Aber im Schlaf geschieht noch mehr. Da bieten sich oft genug überraschende Lösungen für unsere Probleme. Wenn das bewusste Denken still wird, dann mag es wohl auch Antwort auf eine Frage empfangen, das ist sogar verhältnismäßig einfach. Viel wichtiger und bedeutsamer aber ist die innere Erneuerung, die nicht durch bewusste Zucht und Übung erreicht wird. Man kann ein Talent, eine Fähigkeit pflegen, eine Technik, eine Schablone des Handelns und Verhaltens entwickeln, aber das alles ist kein Neuwerden. Züchtung ist keine Schöpfung. Dieses schöpferische Neuwerden kann nicht Zustandekommen, wenn der Werdende in irgendeiner Form durch eigenes Bemühen dazu beitragen will. Sein Ich muss vielmehr freiwillig auf den Trieb zur Selbsterhöhung und -bereicherung verzichten, es muss sich des Dranges entschlagen, Erfahrung zu häufen, um immer neue Erfahrungen und Erfolge zu gewinnen. Dieser Sammeltrieb des Ichs entspringt seiner Angst und seinem Schutzbedürfnis, aber er gebiert nur den Fluch der Zeit und schließt jede schöpferische Erneuerung des Menschen aus.

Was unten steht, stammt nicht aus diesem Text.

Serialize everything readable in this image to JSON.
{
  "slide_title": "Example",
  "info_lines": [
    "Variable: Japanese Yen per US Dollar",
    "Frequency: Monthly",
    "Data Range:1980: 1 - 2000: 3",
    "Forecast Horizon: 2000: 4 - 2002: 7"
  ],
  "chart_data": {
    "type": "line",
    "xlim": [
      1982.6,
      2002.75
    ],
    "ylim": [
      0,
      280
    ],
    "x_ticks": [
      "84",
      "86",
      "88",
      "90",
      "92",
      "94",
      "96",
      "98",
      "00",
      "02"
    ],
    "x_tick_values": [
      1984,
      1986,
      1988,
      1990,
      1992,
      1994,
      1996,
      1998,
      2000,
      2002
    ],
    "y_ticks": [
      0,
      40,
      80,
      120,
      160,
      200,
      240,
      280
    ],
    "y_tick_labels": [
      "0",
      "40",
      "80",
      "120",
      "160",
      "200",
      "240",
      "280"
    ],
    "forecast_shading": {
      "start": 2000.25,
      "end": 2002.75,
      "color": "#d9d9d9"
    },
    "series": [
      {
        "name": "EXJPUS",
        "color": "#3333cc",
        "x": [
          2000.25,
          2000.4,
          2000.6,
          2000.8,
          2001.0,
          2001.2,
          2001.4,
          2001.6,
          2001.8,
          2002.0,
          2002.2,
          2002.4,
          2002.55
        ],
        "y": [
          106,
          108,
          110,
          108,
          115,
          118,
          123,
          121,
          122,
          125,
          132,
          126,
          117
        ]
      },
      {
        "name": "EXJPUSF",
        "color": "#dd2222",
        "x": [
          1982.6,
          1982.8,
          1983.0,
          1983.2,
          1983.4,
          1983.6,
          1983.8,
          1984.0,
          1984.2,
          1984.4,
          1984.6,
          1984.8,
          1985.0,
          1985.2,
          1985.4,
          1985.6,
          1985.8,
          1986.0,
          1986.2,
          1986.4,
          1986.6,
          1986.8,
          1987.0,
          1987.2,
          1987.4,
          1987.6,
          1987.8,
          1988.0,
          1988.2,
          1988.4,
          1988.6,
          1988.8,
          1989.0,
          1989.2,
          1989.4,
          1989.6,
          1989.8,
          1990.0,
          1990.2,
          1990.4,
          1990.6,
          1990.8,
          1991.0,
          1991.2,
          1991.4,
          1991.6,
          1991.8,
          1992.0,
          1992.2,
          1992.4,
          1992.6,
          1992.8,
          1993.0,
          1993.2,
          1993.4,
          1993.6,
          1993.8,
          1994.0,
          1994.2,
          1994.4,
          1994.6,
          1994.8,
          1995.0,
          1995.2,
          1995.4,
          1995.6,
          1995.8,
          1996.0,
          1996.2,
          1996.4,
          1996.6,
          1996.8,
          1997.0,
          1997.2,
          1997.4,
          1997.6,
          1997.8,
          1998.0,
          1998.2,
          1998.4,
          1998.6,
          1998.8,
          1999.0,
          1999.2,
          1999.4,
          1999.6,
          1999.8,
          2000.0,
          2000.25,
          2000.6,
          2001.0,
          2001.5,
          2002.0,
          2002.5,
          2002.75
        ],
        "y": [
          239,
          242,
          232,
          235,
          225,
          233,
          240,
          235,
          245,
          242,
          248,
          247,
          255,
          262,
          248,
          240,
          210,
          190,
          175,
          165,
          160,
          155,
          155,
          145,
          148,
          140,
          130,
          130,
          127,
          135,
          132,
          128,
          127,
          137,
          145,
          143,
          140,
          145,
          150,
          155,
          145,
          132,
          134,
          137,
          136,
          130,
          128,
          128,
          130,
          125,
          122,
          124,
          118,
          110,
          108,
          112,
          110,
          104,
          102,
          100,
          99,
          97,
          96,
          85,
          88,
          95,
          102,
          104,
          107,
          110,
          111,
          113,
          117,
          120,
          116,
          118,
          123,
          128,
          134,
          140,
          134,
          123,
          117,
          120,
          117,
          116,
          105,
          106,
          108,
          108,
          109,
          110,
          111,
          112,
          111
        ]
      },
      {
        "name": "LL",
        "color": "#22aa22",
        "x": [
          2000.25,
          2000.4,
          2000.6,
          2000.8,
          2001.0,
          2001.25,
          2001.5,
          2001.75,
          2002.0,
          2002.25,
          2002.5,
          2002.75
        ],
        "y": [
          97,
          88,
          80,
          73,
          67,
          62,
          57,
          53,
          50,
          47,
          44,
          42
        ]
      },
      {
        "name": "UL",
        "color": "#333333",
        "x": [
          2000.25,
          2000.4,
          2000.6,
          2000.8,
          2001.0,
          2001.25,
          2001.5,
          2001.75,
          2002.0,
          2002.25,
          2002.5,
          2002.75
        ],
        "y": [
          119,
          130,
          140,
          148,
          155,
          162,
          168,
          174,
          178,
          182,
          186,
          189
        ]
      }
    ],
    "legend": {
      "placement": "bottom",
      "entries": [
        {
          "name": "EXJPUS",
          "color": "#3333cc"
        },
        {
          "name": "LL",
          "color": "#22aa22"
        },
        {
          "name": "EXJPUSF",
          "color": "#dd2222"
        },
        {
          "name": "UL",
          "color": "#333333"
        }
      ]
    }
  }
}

Das Bewusstsein, so wie wir es kennen, besteht nämlich nur in der Zeit. Es hält in seinen verschwiegenen Schichten Erinnerungen und Erfahrungen fest und stapelt sie auf. Was immer es auf diese Weise bewahrt, ist aber doch nur sein eigenes Spiegelbild, es ist von seiner Wesensart geprägt und an seinem Maß gemessen. Während des Schlafs wird dieses Bewusstsein noch gestärkt, oder aber es geschieht etwas ganz anderes. Bei den meisten Menschen unterstützt der Schlaf die Erfahrung, insofern er die Erinnerungsbilder plastischer und beziehungsreicher erscheinen lässt. Dadurch bewirkt er eine Erhöhung des Lebensgefühls, die sich in guter Stimmung, Erfolgssicherheit, dem Eindruck vertiefter Einsicht und anderen verwandten Bewusstseinszuständen äußert. Alles das ist keine schöpferische Erneuerung. Das ›Werdenwollen‹, das hinter alledem als Triebfeder steckt, muss ganz und gar aufhören, und das nicht nur, weil man dadurch neue Erfahrungen gewinnen will, sondern durchaus ohne Zweck und Hintergedanken.

Wenn im Schlaf und oft auch in wachen Stunden alles Werden stillsteht, wenn die Wirkungen aller Ursachen aufgehört haben, dann ahnen wir wohl für einen kostbaren Augenblick, was jenseits aller Zeit und allen Maßes von Ursache und Wirkung liegt.